Wild Coyote We Sighted In The Claireville Conservation Area
On a visit to the Claireville Conservation Area in west-end Toronto, in Ontario, before we had barely set off from the parking lot, fellow visitors walking their dogs drew our attention to this wild coyote emerging from the edge of the bush.
Claireville Conservation Area is an 848-hectare parcel of conservation land located on the west branch of the Humber River. When we visited, the ice had already melted from the surface of the various waterways given the warmer spring temperatures over the previous week or so.
The landscape of the park is diverse and includes numerous creeks and ravines, flat plains, and rolling hills that all combine to enrich the forested landscape. It seemed quite wild in the isolation of some areas.
Can you spot the Eastern Coyote in this photograph? The colour of its fur blends amazingly well with the tawny shades of the dead grass and bare branches.
In this photo, the contours of the coyote’s body can be distinguished a little more easily. Tracking the coyote’s movements through my camera lens was a challenge because it blended in so well with the landscape.
Claireville Conservation Area was abuzz with other like-minded people – those wanting to get out and enjoy the very warm and sunny day. Many visitors had brought along their dogs, which didn’t go unnoticed by the Eastern Coyote.
When a couple of the dogs caught sight of the coyote, they started barking madly. The coyote then headed off in the opposite direction, mounting a small ridge topped with a stand of evergreen trees.
In this video that Bob filmed, the dogs are barking frantically, which gains the attention of the coyote.

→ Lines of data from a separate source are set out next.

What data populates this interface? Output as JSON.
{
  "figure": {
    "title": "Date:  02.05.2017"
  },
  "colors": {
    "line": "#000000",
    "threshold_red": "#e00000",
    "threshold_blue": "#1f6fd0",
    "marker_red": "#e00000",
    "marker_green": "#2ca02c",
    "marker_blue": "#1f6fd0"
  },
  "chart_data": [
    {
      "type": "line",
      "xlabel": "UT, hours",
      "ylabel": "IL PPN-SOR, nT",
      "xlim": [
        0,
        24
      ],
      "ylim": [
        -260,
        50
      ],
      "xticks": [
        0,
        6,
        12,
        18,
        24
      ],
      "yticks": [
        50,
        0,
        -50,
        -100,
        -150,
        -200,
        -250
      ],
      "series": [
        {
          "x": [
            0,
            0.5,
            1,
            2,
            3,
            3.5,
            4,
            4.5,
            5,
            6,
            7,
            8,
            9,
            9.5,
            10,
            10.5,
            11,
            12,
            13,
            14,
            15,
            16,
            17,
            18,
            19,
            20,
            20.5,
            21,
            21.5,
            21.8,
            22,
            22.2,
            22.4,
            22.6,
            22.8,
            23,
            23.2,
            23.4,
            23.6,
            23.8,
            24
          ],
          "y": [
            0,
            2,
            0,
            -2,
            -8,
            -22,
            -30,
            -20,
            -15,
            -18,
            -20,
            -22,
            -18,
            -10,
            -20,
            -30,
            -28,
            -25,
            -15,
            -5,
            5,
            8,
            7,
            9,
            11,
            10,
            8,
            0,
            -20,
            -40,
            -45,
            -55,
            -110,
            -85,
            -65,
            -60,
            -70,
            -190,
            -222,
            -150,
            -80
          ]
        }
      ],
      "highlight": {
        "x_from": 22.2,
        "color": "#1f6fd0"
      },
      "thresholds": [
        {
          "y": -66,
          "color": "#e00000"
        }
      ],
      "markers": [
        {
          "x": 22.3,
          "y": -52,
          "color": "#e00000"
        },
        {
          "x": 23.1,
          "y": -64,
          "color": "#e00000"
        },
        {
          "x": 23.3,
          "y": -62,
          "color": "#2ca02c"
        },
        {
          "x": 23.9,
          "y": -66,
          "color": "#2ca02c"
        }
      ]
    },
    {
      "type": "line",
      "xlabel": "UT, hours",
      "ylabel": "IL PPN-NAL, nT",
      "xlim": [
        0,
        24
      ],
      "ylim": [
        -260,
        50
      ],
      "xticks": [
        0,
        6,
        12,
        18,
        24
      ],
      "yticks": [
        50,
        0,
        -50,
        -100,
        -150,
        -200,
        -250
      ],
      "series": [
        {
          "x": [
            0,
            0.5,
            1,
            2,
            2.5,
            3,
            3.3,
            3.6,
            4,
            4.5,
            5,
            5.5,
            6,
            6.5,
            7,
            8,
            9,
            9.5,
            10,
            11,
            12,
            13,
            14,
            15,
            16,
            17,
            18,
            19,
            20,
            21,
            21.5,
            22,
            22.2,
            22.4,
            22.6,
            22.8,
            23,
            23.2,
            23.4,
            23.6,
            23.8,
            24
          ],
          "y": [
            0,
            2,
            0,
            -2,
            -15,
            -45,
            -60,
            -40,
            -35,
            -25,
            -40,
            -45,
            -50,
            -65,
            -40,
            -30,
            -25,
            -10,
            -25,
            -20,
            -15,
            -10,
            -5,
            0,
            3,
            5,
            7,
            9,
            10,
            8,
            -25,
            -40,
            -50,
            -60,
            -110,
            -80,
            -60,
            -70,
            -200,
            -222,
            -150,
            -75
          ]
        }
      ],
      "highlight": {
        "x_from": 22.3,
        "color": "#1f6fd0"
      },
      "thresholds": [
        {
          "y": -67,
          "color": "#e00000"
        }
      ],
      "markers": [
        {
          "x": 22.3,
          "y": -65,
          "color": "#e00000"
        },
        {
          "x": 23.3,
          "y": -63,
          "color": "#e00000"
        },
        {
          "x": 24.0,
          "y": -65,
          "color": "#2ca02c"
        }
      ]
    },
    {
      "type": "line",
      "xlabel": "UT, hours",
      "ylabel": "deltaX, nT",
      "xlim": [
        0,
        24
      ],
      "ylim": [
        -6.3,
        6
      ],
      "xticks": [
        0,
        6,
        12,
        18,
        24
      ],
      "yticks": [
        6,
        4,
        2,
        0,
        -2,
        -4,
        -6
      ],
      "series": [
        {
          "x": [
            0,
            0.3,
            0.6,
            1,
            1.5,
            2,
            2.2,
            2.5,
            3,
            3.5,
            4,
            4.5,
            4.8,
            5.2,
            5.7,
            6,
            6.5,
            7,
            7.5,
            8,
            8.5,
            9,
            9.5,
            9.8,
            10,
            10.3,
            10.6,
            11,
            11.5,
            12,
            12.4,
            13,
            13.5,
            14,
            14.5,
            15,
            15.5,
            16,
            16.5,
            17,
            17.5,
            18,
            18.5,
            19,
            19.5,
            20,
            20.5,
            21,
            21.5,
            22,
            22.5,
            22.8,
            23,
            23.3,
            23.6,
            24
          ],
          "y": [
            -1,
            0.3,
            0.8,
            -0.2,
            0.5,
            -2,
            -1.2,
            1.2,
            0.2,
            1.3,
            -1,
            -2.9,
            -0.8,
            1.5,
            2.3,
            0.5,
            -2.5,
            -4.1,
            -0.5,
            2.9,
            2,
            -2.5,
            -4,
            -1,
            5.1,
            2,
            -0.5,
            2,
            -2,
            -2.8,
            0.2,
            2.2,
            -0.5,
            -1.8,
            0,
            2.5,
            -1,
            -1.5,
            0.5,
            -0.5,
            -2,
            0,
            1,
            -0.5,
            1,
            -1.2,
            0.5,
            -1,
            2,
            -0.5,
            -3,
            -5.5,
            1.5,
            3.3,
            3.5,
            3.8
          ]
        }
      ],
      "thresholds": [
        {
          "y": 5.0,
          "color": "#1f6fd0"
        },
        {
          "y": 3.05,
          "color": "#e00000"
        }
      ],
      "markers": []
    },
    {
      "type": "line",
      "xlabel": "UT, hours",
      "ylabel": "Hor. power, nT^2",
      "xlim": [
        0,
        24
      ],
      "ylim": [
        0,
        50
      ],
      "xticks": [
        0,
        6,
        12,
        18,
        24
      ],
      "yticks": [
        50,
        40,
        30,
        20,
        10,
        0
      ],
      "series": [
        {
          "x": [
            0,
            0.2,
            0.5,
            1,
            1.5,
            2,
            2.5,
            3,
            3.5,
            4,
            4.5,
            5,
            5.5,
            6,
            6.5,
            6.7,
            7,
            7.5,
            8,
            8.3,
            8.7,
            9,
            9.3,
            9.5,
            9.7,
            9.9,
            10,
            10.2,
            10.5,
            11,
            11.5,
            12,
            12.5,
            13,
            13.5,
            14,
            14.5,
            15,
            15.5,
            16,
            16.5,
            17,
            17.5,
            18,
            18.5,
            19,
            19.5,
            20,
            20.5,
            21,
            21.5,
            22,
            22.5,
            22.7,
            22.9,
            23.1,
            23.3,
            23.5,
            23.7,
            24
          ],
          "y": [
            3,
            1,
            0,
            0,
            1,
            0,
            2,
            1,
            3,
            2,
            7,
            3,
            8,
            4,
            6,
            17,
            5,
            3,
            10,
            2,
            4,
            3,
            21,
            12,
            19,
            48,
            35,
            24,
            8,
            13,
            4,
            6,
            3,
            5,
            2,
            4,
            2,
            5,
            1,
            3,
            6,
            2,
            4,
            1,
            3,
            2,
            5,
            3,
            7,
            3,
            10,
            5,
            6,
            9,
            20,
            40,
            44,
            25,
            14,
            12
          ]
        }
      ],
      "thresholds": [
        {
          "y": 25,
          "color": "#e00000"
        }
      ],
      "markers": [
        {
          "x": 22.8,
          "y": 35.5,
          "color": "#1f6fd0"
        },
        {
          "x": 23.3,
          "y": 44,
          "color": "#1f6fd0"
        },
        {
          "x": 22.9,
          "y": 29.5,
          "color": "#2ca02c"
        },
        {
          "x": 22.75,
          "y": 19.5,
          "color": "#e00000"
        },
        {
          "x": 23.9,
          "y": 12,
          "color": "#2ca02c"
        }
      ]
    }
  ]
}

Eastern Coyotes have a rather grizzled appearance, with blackish, brownish, reddish and tawny patches of fur, and a creamy to white-coloured throat and chest. Coyotes are smaller than wolves.
Apparently, in this same conservation area, people have seen one very large coyote that has a black coat. It would be much easier to spot in among the bare bushes, but we never came across it that day.
The camouflage provided by the coyote’s fur really emphasized how an animal can disappear right before your eyes.
Unlike a wolf, a coyote has a bushy, thick tail that it holds low to the ground, although, when running, coyotes keep their puffy tails held straight, angling them straight out or downward.
Coyotes feed mainly on smaller animals like mice and rabbits, even woodchucks and beavers, but they also will consume insects and fruit, and occasionally carrion. With the areas of wetland and forest in this conservation area, the coyotes would have a variety of animals to prey upon.
Coyotes often hunt in pairs and when together will prey on animals such as deer. Wolves, on the other hand, hunt in packs and take down mostly larger mammals like moose or deer. Judging by the abundance of deer tracks in the snow at the conservation area, I would imagine this population of coyotes has had ample food to eat over the course of the winter.
In this video that Bob filmed, the Coyote stopped in its tracks and took time to study us.
Certainly, this member of the coyote family had a thick, healthy-looking coat of fur.
Coyotes have longer ears and a more pointed nose than wolves, and their legs are noticeably thinner and shorter.
Bob and I tracked the coyote for about a half hour as it wove its way through long grass, under bare bushes and beneath evergreen boughs. As it finally melded into the underbrush, we remarked on the similarity to our experience in South Africa where a lion strolled almost unseen through the tall grass of the savannah in Kruger National Park.